Square sheet of paper–
folded, suddenly wakes up.
Good morning, Rooster.
I wasn’t really intending to read more haiku this week with the boys but then we ended up spending time with Grandfather’s Journey this week. I usually plan out books ahead of time to go along with our Five in a Row book but this time I ran out of time before my library trip. So I just quickly browsed through the library shelves. I’m a planner but this was a good reminder that sometimes it’s nice to just wander. I ended up finding two great accompaniments to both our time in Japan and our recent study of poetry.
The first was this book by Kristine O’Connell George that follows a little boy as he makes a menagerie of origami animals. Each page has a short poem. The combination of the origami and poetry works well and the pictures that follow the boy through his day give a sense of continuity to the poems.
I had never heard of the concept of “wabi-sabi”before reading this book by Mark Reibstein. From Wikipedia:
Wabi-sabi is the most conspicuous and characteristic feature of traditional Japanese beauty and it occupies roughly the same position in the Japanese pantheon of aesthetic values as do the Greek ideals of beauty and perfection in the West.” “if an object or expression can bring about, within us, a sense of serene melancholy and a spiritual longing, then that object could be said to be wabi-sabi.” “[Wabi-sabi] nurtures all that is authentic by acknowledging three simple realities: nothing lasts, nothing is finished, and nothing is perfect.
If that doesn’t make it clear, this book does make clear that the concept is nothing if not difficult to define. In it a cat named Wabi-sabi overhears her master asked by a visitor from a foreign land what her name means. When the master replies that “it is hard to explain” Wabi-sabi goes on a journey to see if she can discover the meaning for herself.

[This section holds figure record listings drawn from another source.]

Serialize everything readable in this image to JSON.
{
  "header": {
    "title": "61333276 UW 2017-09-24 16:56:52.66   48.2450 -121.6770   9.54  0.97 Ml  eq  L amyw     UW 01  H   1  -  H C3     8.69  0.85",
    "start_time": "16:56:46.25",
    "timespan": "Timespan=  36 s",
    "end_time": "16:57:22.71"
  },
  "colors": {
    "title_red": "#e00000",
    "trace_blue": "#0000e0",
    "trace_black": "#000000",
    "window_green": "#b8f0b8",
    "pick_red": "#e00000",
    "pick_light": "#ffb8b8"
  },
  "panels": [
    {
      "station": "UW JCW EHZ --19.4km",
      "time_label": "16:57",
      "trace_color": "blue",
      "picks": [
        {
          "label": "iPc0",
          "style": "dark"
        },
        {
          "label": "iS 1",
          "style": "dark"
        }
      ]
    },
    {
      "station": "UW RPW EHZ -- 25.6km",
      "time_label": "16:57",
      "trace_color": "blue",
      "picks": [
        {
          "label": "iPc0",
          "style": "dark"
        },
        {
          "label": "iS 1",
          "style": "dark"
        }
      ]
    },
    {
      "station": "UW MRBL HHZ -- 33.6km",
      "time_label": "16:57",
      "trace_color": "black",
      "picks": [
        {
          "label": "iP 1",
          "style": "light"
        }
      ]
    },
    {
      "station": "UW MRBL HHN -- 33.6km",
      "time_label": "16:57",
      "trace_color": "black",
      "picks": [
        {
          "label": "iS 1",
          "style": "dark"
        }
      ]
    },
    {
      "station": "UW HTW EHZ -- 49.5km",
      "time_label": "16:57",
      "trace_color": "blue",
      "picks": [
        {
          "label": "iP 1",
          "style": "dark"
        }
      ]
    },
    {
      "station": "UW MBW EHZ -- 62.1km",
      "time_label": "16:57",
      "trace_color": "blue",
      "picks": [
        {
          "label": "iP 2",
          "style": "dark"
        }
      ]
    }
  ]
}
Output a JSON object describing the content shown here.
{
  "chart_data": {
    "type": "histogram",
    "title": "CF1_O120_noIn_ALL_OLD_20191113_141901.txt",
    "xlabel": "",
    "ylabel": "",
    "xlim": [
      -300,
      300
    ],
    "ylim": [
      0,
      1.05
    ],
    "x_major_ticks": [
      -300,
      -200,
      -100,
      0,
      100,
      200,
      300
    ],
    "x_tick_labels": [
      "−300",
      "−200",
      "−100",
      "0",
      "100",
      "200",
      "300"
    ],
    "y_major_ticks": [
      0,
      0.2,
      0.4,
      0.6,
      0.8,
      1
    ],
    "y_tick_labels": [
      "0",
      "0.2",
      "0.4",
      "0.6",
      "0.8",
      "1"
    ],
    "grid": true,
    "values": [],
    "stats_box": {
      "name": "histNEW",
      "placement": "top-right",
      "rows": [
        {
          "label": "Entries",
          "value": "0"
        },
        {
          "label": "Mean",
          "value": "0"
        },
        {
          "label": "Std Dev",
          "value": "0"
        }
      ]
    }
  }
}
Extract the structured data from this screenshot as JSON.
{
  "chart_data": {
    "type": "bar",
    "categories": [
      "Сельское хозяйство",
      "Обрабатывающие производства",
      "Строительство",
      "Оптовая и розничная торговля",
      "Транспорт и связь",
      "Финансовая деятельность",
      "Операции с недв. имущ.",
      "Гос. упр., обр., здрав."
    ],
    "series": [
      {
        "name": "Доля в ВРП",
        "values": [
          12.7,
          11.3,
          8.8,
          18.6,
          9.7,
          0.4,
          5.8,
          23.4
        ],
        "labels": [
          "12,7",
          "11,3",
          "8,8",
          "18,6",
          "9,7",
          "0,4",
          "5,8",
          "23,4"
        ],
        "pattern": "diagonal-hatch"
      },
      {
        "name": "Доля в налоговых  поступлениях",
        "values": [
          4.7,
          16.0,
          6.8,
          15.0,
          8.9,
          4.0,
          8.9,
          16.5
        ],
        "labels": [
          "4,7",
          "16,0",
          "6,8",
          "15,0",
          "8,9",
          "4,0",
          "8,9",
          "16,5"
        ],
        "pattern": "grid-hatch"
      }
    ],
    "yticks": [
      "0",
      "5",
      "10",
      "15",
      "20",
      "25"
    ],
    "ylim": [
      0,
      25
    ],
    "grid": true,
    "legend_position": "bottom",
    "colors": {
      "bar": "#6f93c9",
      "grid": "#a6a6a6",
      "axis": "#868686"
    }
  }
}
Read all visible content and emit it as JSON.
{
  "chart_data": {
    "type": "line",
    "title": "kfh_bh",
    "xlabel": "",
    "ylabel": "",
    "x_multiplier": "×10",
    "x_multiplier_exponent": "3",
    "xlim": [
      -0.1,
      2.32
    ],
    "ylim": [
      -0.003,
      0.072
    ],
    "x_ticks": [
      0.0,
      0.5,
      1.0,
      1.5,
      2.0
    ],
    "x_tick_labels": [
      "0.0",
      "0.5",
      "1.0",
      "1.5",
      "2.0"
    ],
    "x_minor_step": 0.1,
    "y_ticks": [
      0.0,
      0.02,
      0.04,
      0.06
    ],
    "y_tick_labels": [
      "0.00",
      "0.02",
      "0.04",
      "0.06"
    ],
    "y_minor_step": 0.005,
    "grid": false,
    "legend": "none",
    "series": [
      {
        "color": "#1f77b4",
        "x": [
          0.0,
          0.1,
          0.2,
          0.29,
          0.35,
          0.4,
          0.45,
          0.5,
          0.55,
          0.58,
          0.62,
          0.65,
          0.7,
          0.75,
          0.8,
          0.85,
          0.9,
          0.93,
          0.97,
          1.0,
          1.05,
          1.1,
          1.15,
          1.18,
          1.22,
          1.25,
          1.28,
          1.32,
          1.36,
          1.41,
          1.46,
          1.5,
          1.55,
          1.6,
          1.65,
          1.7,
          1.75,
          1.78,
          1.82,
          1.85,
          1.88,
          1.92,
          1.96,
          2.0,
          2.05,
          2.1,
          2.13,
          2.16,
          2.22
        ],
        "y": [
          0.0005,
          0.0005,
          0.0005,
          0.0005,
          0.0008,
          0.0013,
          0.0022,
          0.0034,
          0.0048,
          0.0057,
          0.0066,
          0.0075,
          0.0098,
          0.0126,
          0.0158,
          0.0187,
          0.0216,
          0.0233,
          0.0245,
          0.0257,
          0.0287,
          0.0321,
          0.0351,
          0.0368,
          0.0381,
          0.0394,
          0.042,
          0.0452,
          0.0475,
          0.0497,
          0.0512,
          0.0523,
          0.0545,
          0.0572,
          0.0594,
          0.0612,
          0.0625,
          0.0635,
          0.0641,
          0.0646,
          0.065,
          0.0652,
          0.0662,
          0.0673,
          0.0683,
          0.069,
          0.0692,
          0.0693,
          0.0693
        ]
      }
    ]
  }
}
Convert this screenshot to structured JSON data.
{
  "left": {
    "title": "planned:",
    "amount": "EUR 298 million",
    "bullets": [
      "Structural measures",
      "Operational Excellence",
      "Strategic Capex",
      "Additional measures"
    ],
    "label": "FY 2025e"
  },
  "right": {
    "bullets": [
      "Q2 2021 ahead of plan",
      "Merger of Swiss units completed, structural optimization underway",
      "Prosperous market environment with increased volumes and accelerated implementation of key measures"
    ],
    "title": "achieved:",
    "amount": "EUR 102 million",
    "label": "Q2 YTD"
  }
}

This book has many layers. On the surface is the story of the cat and her journey. Each time she asks a different creature about her name the answer is given in a haiku. Each page also has a line of Japanese writing. At the end of the book there is a short discussion on haiku where the reader discovers that those lines are haiku by either Basho or Shiki . The poems are translated on the end pages. Ed Young’s paper collage illustrations are beautiful and complement the text. The book also opens to read top to bottom which adds to the experience. All in all, it’s a beautiful book and one that I’m very glad I stumbled upon.
Poetry Friday is hosted this week by Check It Out.